Komnas HAM Prihatin atas Penghancuran Rumah Geudong
Penghancuran Rumah Geudong di Pidie, Aceh, dinilai sama dengan menghilangkan alat bukti dalam kasus dugaan pelanggaran HAM berat yang diselidiki oleh Komnas HAM.
Oleh
SUSANA RITA KUMALASANTI
·2 menit baca
JAKARTA,KOMPAS - Komisi Nasional Hak Asasi Manusia atau Komnas HAM menyatakan keprihatinannya atas perataan dengan tanah rumah geudong, di Pidie, Aceh. Komnas HAM menyesalkan tindakan pemerintah daerah setempat yang dinilai tidak memiliki sensivitas terhadap kasus pelanggaran hak asasi manusia berat masa lalu yang terjadi di lokasi tersebut.
”Kita sangat prihatin dengan kebijakan sepihak tersebut. Kita berharap rumah geudong itu sebenarnya menjadi memorialisasi terhadap pernah terjadinya pelanggaran HAM di Aceh,” kata Putu Elvina, Komisioner Bidang Pendidikan dan Penyuluhan Komnas HAM, dalam jumpa pers Senin (26/6/2023).
Seperti diketahui, Rumah Geudong yang dihancurkan pada 19-21 Juni 2023, hingga saat ini sudah rata dengan tanah.
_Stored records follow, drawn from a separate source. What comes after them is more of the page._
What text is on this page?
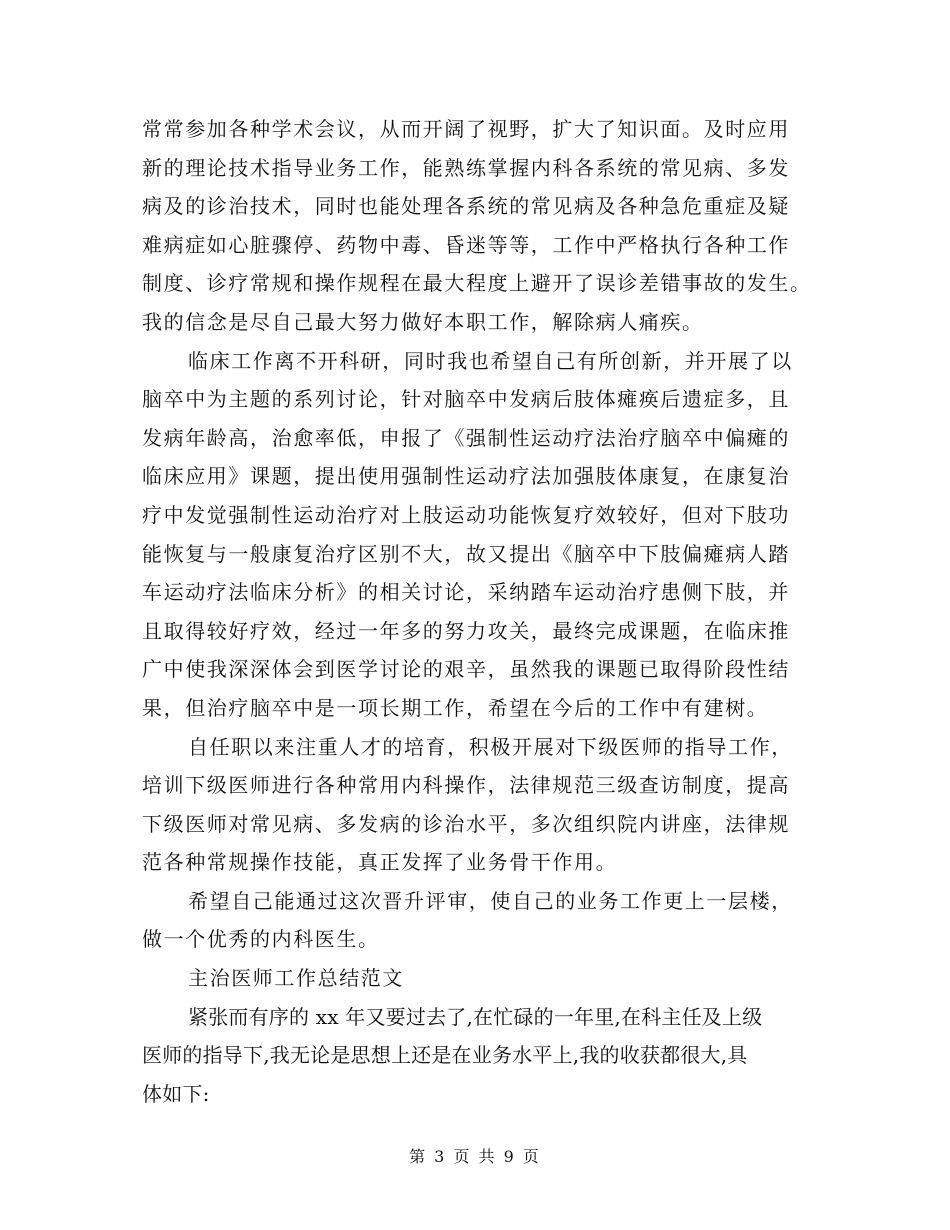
常常参加各种学术会议，从而开阔了视野，扩大了知识面。及时应用
新的理论技术指导业务工作，能熟练掌握内科各系统的常见病、多发
病及的诊治技术，同时也能处理各系统的常见病及各种急危重症及疑
难病症如心脏骤停、药物中毒、昏迷等等，工作中严格执行各种工作
制度、诊疗常规和操作规程在最大程度上避开了误诊差错事故的发生。
我的信念是尽自己最大努力做好本职工作，解除病人痛疾。
临床工作离不开科研，同时我也希望自己有所创新，并开展了以
脑卒中为主题的系列讨论，针对脑卒中发病后肢体瘫痪后遗症多，且
发病年龄高，治愈率低，申报了《强制性运动疗法治疗脑卒中偏瘫的
临床应用》课题，提出使用强制性运动疗法加强肢体康复，在康复治
疗中发觉强制性运动治疗对上肢运动功能恢复疗效较好，但对下肢功
能恢复与一般康复治疗区别不大，故又提出《脑卒中下肢偏瘫病人踏
车运动疗法临床分析》的相关讨论，采纳踏车运动治疗患侧下肢，并
且取得较好疗效，经过一年多的努力攻关，最终完成课题，在临床推
广中使我深深体会到医学讨论的艰辛，虽然我的课题已取得阶段性结
果，但治疗脑卒中是一项长期工作，希望在今后的工作中有建树。
自任职以来注重人才的培育，积极开展对下级医师的指导工作，
培训下级医师进行各种常用内科操作，法律规范三级查访制度，提高
下级医师对常见病、多发病的诊治水平，多次组织院内讲座，法律规
范各种常规操作技能，真正发挥了业务骨干作用。
希望自己能通过这次晋升评审，使自己的业务工作更上一层楼，
做一个优秀的内科医生。
主治医师工作总结范文
紧张而有序的 xx 年又要过去了,在忙碌的一年里,在科主任及上级
医师的指导下,我无论是思想上还是在业务水平上,我的收获都很大,具
体如下:
第 3 页 共 9 页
Dugaan pelanggaran HAM berat di Rumah Geudong dan Pos Sattis lainnya terjadi saat Aceh masih dalam status Daerah Operasi Militer (DOM) pada 1989-1998, saat pemerintah melalui Panglima ABRI melakukan Operasi Jaring Merah (Jamer).
Mariana Amiruddin dari Komnas Perempuan mengatakan, penghancuran Rumah Geudong sama saja dengan menghilangkan alat bukti dalam kasus dugaan pelanggaran HAM berat yang diselidiki oleh Komnas HAM.
Baginya, penghancuran rumah yang menjadi saksi bisu tempat terjadinya pelanggaran HAM tersebut sebagai sebuah tindakan kejahatan terhadap usaha untuk mengungkap kebenaran.
Senada dengan Mariana, Perhimpunan Bantuan Hukum dan HAM Indonesia (PBHI) mengkritik penghancuran Rumah Geudong yang menjadi salah satu alat bukti kuat dugaan pelanggaran HAM berat yang ditetapkan oleh Komnas HAM. Penghancuran alat bukti tersebut merupakan kejahatan obstruction of justice dalam bentuk mencegah, merintangi atau menggagalkan proses hukum yang telah selesai di tahap penyelidikan oleh Komnas HAM.
”Ini kejahatan baru yang dilakukan negara untuk menutupi kejahatan lama. Oleh karena itu, Komnas HAM harus memeriksa kejahatan baru, penghancuran Rumah Geudong, bahkan berkoordinasi dengan Kepolisian RI untuk mengusut tuntas,” kata Julius Ibrani dari PBHI dalam siaran persnya.
Ada implikasi serius terhadap penghancuran Rumah Geudong tersebut. Yaitu, selain ketiadaan keadilan bagi korban, tindakan tersebut juga menghilangkan memori kolektif korban dalam bentuk memorabilia. Hal itu juga menegaskan bahwa pelaku tidak akan diadili, institusi pelaku tidak akan direformasi.
Berkaitan dengan upaya pemulihan melalui jalur non-yudisial dengan diberikannya janji penyelesaian dengan mendahulukan pemilihan melalui fasilitas, hal tersebut dinilai sebagai upaya pembohongan publik khususnya korban pelanggaran HAM berat.
Bagi Julius, tidak mungkin ada istilah korban ataupun pemulihan korban yang disebutkan oleh Menko Polhukam Mahfud MD sebagai (penyelesaian) non-yudisial tanpa pengungkapan kebenaran. Pengungkapan kebenaran yang dimaksud adalah terkait apa peristi dan perbuatannya, siapa pelakunya, siapa korbannya, serta apa hak korban yang terlanggar.
”Terminologi ‘penyelesaian’ juga pembohongan publik karena tidak mungkin selesai jika tidak ada ajudikasi (peradilan) dan reformasi institusional pelaku sebagai jaminan tidak ada impunitas dan ketidakberulangan pelanggaran HAM berat,” ujar Julius dalam siaran persnya.